The senior Birthright official explained that, over the years, the organization’s fundraising arm asked the couple to bring more donors on board in order to maintain the stability of Birthright, instead of adding donations.
“I think... there shouldn’t be a limited number of donors, but actually millions of small donors,” the official said. “The future of the Jewish people cannot be placed only on the shoulders of Dr. Adelson and her family. She should be applauded and given all the awards in the world for her investment in bringing hundreds of thousands of young Jews to Israel without trying to force any agenda whatsoever.”
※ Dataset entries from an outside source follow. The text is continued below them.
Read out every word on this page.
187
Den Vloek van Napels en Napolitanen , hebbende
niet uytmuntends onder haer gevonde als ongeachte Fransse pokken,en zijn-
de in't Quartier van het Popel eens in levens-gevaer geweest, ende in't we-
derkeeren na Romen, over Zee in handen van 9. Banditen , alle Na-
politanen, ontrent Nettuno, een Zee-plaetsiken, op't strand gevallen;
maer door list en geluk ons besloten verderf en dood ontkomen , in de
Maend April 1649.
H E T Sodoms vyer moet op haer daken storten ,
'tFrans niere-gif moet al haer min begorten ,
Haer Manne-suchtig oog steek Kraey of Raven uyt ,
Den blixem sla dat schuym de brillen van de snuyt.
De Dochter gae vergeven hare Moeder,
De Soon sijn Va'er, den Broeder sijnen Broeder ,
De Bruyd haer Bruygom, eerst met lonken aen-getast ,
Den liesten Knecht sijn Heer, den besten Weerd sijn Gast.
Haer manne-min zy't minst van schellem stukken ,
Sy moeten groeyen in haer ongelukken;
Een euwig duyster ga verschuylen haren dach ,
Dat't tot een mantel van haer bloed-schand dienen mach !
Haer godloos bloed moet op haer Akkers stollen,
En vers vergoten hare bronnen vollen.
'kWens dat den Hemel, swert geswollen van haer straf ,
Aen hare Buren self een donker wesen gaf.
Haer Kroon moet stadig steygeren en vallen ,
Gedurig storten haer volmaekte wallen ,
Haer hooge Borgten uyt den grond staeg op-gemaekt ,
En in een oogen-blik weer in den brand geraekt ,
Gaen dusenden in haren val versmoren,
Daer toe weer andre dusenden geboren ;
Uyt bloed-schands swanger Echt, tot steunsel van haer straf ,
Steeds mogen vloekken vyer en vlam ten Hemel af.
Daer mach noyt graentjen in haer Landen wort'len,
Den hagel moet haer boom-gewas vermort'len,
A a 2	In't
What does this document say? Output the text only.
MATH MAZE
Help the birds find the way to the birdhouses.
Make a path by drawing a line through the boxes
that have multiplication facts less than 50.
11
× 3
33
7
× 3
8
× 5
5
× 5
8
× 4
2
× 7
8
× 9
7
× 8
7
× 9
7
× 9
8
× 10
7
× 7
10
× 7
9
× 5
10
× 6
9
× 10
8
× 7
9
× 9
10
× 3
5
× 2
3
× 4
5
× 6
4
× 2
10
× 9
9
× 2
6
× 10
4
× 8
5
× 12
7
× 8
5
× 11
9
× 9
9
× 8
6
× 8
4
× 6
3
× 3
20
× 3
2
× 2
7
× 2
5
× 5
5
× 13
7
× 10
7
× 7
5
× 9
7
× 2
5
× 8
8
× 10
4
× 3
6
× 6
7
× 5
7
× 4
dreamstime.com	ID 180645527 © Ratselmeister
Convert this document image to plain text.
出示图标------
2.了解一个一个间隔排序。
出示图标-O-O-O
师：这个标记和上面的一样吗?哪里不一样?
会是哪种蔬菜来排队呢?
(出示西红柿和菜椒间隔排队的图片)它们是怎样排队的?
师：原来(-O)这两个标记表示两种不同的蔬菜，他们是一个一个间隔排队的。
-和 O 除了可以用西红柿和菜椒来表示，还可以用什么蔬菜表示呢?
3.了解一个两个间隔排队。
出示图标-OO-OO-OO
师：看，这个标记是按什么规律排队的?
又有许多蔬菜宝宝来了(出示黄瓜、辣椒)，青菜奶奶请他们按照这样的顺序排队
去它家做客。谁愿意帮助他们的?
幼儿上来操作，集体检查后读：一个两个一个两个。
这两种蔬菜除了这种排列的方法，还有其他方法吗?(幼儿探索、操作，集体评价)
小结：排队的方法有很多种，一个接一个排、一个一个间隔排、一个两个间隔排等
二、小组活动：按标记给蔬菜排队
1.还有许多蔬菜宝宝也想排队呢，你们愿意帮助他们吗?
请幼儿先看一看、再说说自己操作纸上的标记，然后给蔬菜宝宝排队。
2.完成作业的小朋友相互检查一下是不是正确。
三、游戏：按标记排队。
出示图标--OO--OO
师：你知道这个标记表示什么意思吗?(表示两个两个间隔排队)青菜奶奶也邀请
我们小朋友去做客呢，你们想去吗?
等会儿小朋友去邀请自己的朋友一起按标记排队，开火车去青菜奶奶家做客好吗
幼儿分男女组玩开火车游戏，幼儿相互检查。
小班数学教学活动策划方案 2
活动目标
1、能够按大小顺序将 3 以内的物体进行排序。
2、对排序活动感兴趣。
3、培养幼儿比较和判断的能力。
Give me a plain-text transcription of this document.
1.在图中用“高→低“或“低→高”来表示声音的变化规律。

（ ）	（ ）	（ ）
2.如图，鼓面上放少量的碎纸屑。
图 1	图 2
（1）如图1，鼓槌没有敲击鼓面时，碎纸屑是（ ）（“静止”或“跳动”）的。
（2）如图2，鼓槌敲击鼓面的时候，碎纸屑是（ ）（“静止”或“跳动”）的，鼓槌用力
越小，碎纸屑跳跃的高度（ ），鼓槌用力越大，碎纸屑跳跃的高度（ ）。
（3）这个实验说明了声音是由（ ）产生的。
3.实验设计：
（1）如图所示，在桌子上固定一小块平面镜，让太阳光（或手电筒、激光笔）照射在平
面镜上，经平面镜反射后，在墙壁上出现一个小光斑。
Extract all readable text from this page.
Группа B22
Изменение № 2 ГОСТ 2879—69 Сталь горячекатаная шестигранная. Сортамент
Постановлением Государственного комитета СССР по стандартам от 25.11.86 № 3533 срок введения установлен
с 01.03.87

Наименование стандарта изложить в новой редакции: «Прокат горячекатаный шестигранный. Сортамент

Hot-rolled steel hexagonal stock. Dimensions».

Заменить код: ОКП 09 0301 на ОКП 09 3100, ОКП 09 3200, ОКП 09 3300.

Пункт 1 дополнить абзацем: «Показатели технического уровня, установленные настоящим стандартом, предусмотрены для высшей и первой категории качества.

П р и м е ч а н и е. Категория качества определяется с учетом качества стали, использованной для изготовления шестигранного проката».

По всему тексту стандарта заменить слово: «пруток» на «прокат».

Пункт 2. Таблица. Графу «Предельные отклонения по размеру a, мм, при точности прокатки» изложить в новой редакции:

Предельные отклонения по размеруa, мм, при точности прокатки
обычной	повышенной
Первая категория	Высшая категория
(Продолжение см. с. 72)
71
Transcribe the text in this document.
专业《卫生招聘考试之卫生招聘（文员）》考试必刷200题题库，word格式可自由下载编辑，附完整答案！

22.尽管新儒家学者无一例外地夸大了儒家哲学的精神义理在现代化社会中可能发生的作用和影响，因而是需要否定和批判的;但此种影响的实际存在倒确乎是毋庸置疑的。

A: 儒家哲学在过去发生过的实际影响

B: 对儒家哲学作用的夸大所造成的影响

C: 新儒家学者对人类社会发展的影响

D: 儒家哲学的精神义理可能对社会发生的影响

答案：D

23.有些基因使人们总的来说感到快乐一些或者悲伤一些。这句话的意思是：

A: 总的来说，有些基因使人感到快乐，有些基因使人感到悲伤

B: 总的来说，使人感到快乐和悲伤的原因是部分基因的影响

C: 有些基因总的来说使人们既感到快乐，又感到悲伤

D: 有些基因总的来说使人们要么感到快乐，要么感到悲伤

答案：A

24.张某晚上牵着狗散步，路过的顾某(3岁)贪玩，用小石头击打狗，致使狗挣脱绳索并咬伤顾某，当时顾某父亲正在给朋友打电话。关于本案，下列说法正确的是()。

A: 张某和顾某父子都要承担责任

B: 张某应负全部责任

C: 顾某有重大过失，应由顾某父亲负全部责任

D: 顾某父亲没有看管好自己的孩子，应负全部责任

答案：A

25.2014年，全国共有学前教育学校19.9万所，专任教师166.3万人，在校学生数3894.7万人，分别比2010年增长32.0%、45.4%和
The need for the increase in budget is two-and-a-half times the decrease in donations, the senior official in Birthright concluded.
In addition, the government could change the basic model of Birthright. Since its founding, Birthright has been receiving funding from the Prime Minister’s Office, constituting a third of the budget. If the government decides to, it could change the percentage of matching funds it invests in Birthright.
Presumptive prime minister Benjamin Netanyahu, during his first term, was actually the first prime minister to decide to invest in this program. Maybe the government will actually be the one to solve this problem.